City: New Delhi
Date: Thu, 2011/12/08 – 6:30pm
Price: Free entry
Writers, Etc.
Thursday 8 December 2011, 06:30 pm
M.L. Bhartia Auditorium, Alliance Francaise de Delhi
Salah Stétié is a Lebanese writer and poet who writes in the French language. During the time of his birth, in 1929, Lebanon was a French-protectorate. He has also served in various diplomatic positions for Lebanon in countries such as Morocco and France. Although his mother tongue is Arabic, Stetie choses to write in French due to the sentiment that the Arabic language is outdated.
Salah Stetie was born on the 28th of December, 1929 in Beirut. His father, Mahmoud Stetie, was a teacher and Arabic poet who provided his son with a solid foundation in Arabic and Muslim culture.

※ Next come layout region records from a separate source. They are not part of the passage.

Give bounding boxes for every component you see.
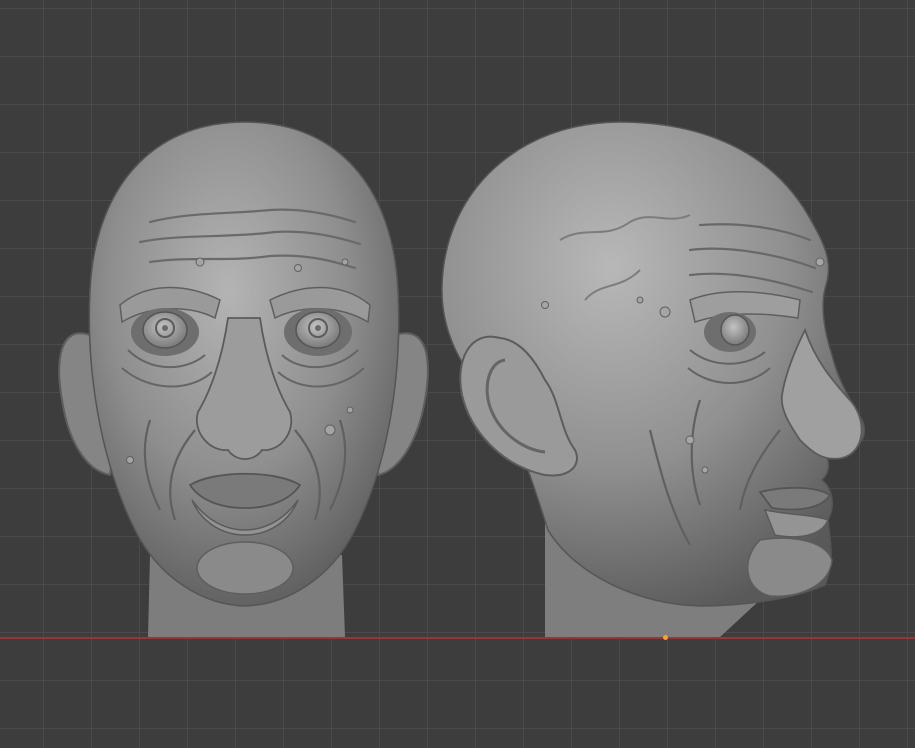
origin-marker[interactable] xyxy=(663,635,668,640)
sculpt-scene[interactable] xyxy=(0,0,915,748)
front-left-eye xyxy=(131,308,199,356)
front-chin xyxy=(196,541,294,595)
3d-viewport[interactable] xyxy=(0,0,915,748)
x-axis-line xyxy=(0,637,915,639)
head-side-model[interactable] xyxy=(441,121,866,637)
head-front-model[interactable] xyxy=(58,121,429,637)
front-right-eye xyxy=(284,308,352,356)
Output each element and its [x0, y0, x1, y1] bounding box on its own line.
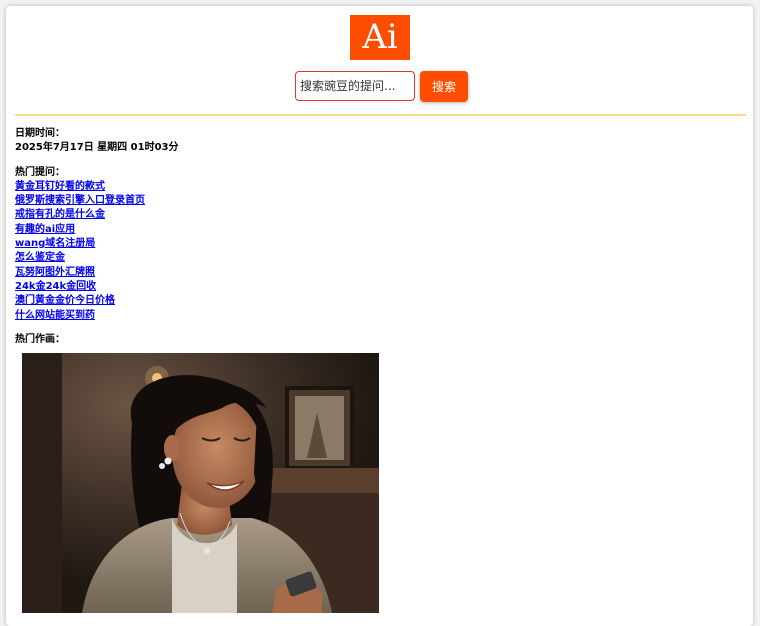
hot-question-link[interactable]: 瓦努阿图外汇牌照	[15, 266, 745, 280]
hot-question-link[interactable]: 黄金耳钉好看的款式	[15, 180, 745, 194]
hot-questions-list: 黄金耳钉好看的款式 俄罗斯搜索引擎入口登录首页 戒指有孔的是什么金 有趣的ai应…	[15, 180, 745, 323]
hot-question-link[interactable]: 什么网站能买到药	[15, 309, 745, 323]
painting-illustration	[22, 353, 379, 613]
datetime-value: 2025年7月17日 星期四 01时03分	[15, 142, 179, 154]
hot-question-link[interactable]: wang域名注册局	[15, 237, 745, 251]
hot-question-link[interactable]: 24k金24k金回收	[15, 280, 745, 294]
hot-painting-image[interactable]	[22, 353, 379, 613]
hot-paintings-label: 热门作画：	[15, 333, 65, 345]
search-input[interactable]	[295, 71, 415, 101]
hot-questions-label: 热门提问：	[15, 166, 65, 178]
hot-question-link[interactable]: 有趣的ai应用	[15, 223, 745, 237]
search-button[interactable]: 搜索	[420, 71, 468, 102]
datetime-label: 日期时间：	[15, 128, 65, 139]
main-content: 日期时间： 2025年7月17日 星期四 01时03分 热门提问： 黄金耳钉好看…	[15, 127, 745, 347]
hot-question-link[interactable]: 俄罗斯搜索引擎入口登录首页	[15, 194, 745, 208]
hot-question-link[interactable]: 澳门黄金金价今日价格	[15, 294, 745, 308]
hot-question-link[interactable]: 怎么鉴定金	[15, 251, 745, 265]
hot-question-link[interactable]: 戒指有孔的是什么金	[15, 208, 745, 222]
site-logo[interactable]: Ai	[350, 15, 410, 60]
page-card: Ai 搜索 日期时间： 2025年7月17日 星期四 01时03分 热门提问： …	[6, 6, 753, 626]
header-divider	[15, 114, 746, 116]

In his native country, he studied Letters and Law. He then studied Orientalism at the Sorbonne in 1951 under a scholarship. His time in Paris proved influential; he published the books Le Voyage D’Alep and Mercure De France, and became friends with a number of French poets including Yves Bonnefoy. Paris became one of two “mental poles” for Stetie; this is to say, he came to think of himself just as much a Francophone and Parisian as he did an Arab and Lebanese. In 1955 he returned to Lebanon where taught at the Lebanese Academy of Beaux-Arts, Graduate School of Arts of Beirut, and the University of Beirut, where he taught until 1961 when his diplomatic career began.
In the 1960s, he served as Lebanese Cultural Diplomat in Paris and Occidental Europe, and also, as UNESCO delegate for Lebanon. In 1982 he began a tenure as Lebanese diplomat in the Netherlands, a position he held until 1984 when he was appointed as diplomat in Morocco. In 1987 he was appointed Secretary General of the Department of Foreign Affairs in his home country, before returning to his diplomatic position in the Netherlands in 1991. In 1992, he retired to Tremblay-sur-Mauldres.
Giuseppe Conte, Italian poet, novelist, and translator, was born in Imperia in 1945.
He received a degree in Literature from Milan’s Statale University in 1968. His first publication was a book of literary criticism entitled La metafora barocca. His debut as a poet came six years later with the publication of La Parola Innamorata in 1978. His follow-up poetry anthology, La Stagione, was published in 1988 and was awarded the Montale Prize. Conte has translated many English works into Italian, including that of Shelley, D.H. Lawrence, Walt Whitman, and William Blake, and has worked as both an editor and essayist for several literary publications.
In 1997, his first full-length book of poetry, L’Oceano e il ragazzo, was translated into English as The Ocean and the Boy. His most recent works of poetry include New Songs (2001), Letters to the Desperate Spring (2002), andWounds and Revival (2006). His recent works of fiction include The Third Officer (2002), The House of Waves(2005), and The Adulteress (2008).